Application of Phosphoproteomics to Find Targets of Casein Kinase 1 in the Flagellum of Chlamydomonas

Institute of General Botany and Plant Physiology, Friedrich Schiller University Jena, Am Planetarium 1, 07743 Jena, Germany

Received 2 August 2012; Accepted 10 November 2012

Academic Editor: Jaroslav Doležel

Copyright © 2012 Jens Boesger et al. This is an open access article distributed under the Creative Commons Attribution License, which permits unrestricted use, distribution, and reproduction in any medium, provided the original work is properly cited.

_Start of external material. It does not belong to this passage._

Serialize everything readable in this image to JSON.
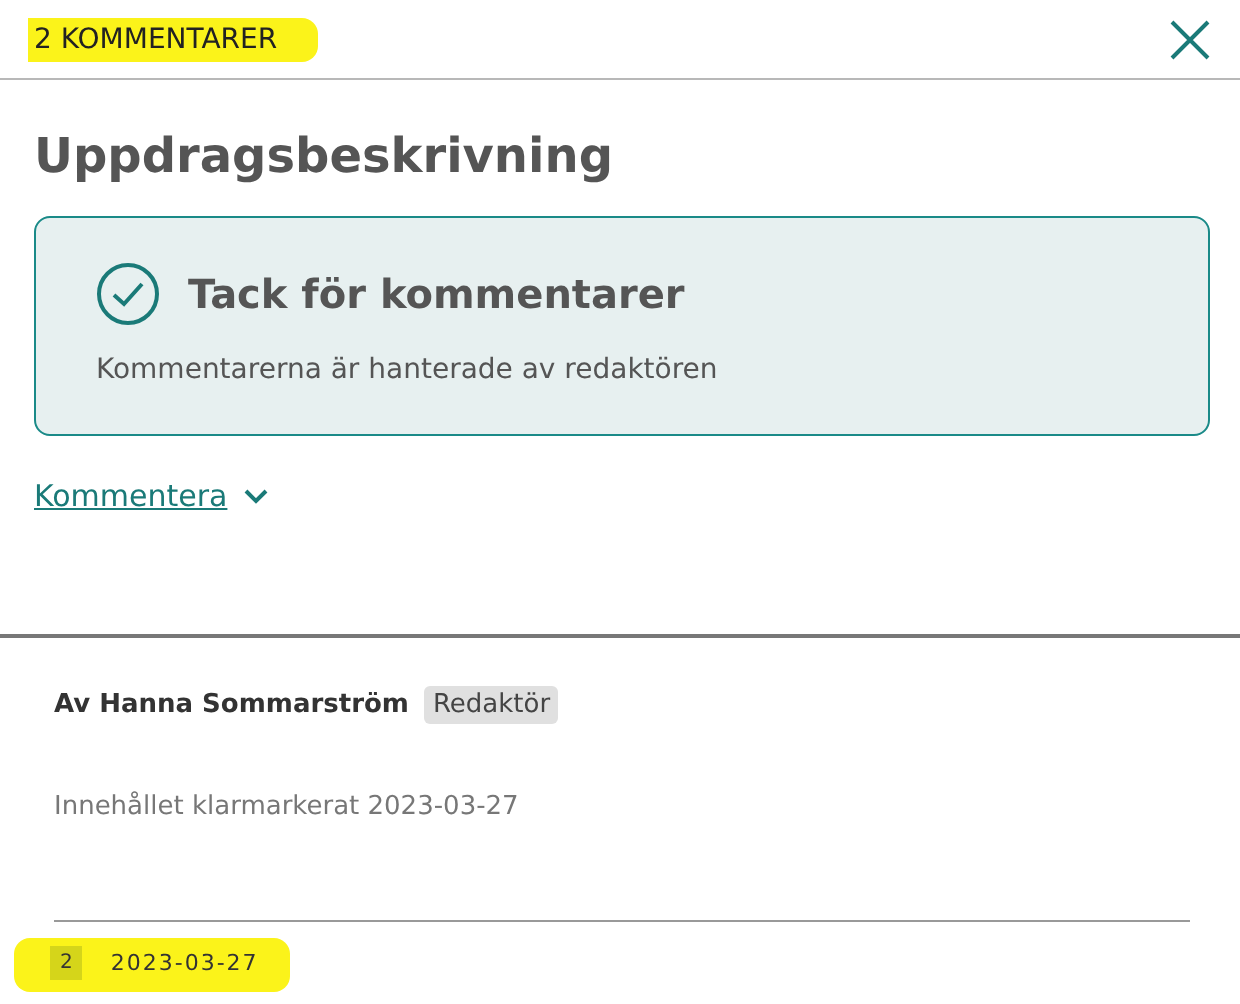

The green biflagellate alga Chlamydomonas reinhardtii serves as model for studying structural and functional features of flagella. The axoneme of C. reinhardtii anchors a network of kinases and phosphatases that control motility. One of them, Casein Kinase 1 (CK1), is known to phosphorylate the Inner Dynein Arm I1 Intermediate Chain 138 (IC138), thereby regulating motility. CK1 is also involved in regulating the circadian rhythm of phototaxis and is relevant for the formation of flagella. By a comparative phosphoproteome approach, we determined phosphoproteins in the flagellum that are targets of CK1. Thereby, we applied the specific CK1 inhibitor CKI-7 that causes significant changes in the flagellum phosphoproteome and reduces the swimming velocity of the cells. In the CKI-7-treated cells, 14 phosphoproteins were missing compared to the phosphoproteome of untreated cells, including IC138, and four additional phosphoproteins had a reduced number of phosphorylation sites. Notably, inhibition of CK1 causes also novel phosphorylation events, indicating that it is part of a kinase network. Among them, Glycogen Synthase Kinase 3 is of special interest, because it is involved in the phosphorylation of key clock components in flies and mammals and in parallel plays an important role in the regulation of assembly in the flagellum.